## Scatter Chart: Average GLUE Score vs. Model Size for BERT-type Models
### Overview
The image is a scatter plot comparing the size (in MB) of various BERT-type models against their average GLUE score (a measure of language understanding performance). The plot highlights the impact of quantization and layer reduction techniques on model size and performance.
### Components/Axes
* **Title:** Average over 8 GLUE tasks for BERT-type models
* **X-axis:** Size (MB). Scale: 8, 16, 32, 200
* **Y-axis:** Glue Score. Scale: 82.0, 82.5, 83.0, 83.5, 84.0
* **Legend:** Located in the bottom-left and bottom-right of the chart.
* **XTC-BERT*:** Orange circle
* **BinaryBERT(TWN):** Purple pentagon
* **BinaryBERT(BWN):** Purple diamond
* **TernaryBERT:** Green triangle pointing right
* **TernaryTinyBERT:** Green triangle pointing left
* **XTC-BERT:** Red circle
* **TinyBERT:** Teal X
* **MiniLMv2:** Pink square
* **Annotations:**
* "L=12 (1-bit)" near the orange XTC-BERT* data point at approximately (12, 83.5)
* "L=6 (1-bit)" near the orange XTC-BERT* data point at approximately (8, 81.8)
* "L=12 (2-bit)" near the orange XTC-BERT* data point at approximately (28, 84.1)
* "L=6" near the red XTC-BERT data point at approximately (200, 83.5)
* "L=5" near the red XTC-BERT data point at approximately (200, 83.3)
* **Vertical Blue Bar:** Separates "Quantization" (left) from "Layer Reduction" (right).
* **Dashed Orange Line:** Connects the XTC-BERT* data points.
### Detailed Analysis
* **XTC-BERT* (Orange Circles):**
* Trend: As size increases, Glue Score increases.
* Data Points:
* (8, approximately 81.8), labeled "L=6 (1-bit)"
* (approximately 12, approximately 83.5), labeled "L=12 (1-bit)"
* (approximately 28, approximately 84.1), labeled "L=12 (2-bit)"
* **BinaryBERT(TWN) (Purple Pentagons):**
* Data Point: (approximately 16, approximately 83.3)
* **BinaryBERT(BWN) (Purple Diamonds):**
* Data Point: (approximately 16, approximately 82.5)
* **TernaryBERT (Green Triangles pointing right):**
* Data Point: (approximately 32, approximately 82.7)
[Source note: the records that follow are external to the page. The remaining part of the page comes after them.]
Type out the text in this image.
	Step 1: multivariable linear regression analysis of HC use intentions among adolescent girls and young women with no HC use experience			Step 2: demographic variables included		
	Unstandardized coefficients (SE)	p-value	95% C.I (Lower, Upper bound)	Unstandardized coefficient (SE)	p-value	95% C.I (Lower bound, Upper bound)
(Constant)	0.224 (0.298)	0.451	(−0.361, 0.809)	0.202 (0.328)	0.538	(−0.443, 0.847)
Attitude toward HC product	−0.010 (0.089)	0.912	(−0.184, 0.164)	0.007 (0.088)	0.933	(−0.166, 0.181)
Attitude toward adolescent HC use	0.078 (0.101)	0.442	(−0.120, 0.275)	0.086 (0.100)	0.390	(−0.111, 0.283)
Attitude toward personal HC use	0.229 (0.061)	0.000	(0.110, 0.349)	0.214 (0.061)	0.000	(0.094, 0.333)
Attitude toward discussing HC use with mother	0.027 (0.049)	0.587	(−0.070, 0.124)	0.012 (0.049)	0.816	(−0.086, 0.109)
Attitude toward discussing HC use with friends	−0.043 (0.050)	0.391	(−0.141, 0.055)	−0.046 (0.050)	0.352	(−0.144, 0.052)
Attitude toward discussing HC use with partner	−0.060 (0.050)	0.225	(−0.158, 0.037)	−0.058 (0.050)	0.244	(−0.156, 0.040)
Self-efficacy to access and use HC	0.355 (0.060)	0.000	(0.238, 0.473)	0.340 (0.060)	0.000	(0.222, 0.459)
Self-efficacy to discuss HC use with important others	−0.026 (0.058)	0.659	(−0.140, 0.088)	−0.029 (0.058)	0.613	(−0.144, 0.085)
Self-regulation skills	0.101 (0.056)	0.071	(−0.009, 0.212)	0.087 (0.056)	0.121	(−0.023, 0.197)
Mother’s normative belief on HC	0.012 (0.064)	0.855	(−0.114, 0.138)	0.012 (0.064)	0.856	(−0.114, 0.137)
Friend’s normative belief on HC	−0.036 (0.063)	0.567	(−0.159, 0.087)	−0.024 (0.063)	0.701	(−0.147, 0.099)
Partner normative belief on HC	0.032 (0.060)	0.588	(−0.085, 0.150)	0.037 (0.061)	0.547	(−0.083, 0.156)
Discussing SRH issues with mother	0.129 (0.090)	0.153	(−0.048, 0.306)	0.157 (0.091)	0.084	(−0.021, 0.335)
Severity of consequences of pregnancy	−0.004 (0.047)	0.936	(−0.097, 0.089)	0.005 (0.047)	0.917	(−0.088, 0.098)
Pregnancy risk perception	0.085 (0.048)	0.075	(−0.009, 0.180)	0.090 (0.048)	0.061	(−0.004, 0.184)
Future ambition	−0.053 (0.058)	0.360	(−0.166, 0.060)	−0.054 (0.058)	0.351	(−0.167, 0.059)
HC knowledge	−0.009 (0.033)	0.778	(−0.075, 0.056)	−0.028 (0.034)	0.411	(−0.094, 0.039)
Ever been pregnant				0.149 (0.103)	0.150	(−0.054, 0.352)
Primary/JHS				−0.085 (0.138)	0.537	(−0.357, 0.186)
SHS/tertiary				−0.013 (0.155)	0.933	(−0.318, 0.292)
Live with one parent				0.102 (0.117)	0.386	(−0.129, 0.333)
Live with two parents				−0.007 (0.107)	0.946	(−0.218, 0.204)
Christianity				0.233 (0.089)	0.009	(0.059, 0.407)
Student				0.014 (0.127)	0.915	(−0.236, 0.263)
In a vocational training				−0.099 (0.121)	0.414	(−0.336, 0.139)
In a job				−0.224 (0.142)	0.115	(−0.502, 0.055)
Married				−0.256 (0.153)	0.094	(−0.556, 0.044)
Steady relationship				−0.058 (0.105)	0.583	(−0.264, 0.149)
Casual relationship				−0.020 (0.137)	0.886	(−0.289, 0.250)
* **TernaryTinyBERT (Green Triangles pointing left):**
* Data Point: (approximately 16, approximately 82.3)
* **XTC-BERT (Red Circles):**
* Data Point: (approximately 200, approximately 83.5), labeled "L=6"
* Data Point: (approximately 200, approximately 83.3), labeled "L=5"
* **TinyBERT (Teal X):**
* Data Point: (approximately 200, approximately 83.3)
* **MiniLMv2 (Pink Square):**
* Data Point: (approximately 200, approximately 83.1)
### Key Observations
* The XTC-BERT* model shows a clear improvement in Glue Score as size increases with quantization.
* Layer reduction techniques (right side of the plot) generally result in larger models (200 MB) but varying Glue Scores.
* The vertical blue bar visually separates the impact of quantization (left) from layer reduction (right).
### Interpretation
The chart suggests that quantization can effectively reduce model size while maintaining or even improving performance, as seen with the XTC-BERT* model. However, layer reduction, while resulting in larger models, does not guarantee a higher Glue Score, indicating a trade-off between model size and performance. The different models employing layer reduction techniques cluster around the 200 MB size, but their performance varies, suggesting that the specific layer reduction strategy significantly impacts the final Glue Score. The XTC-BERT model appears in both the quantization and layer reduction sections, suggesting it was used as a baseline for both sets of experiments.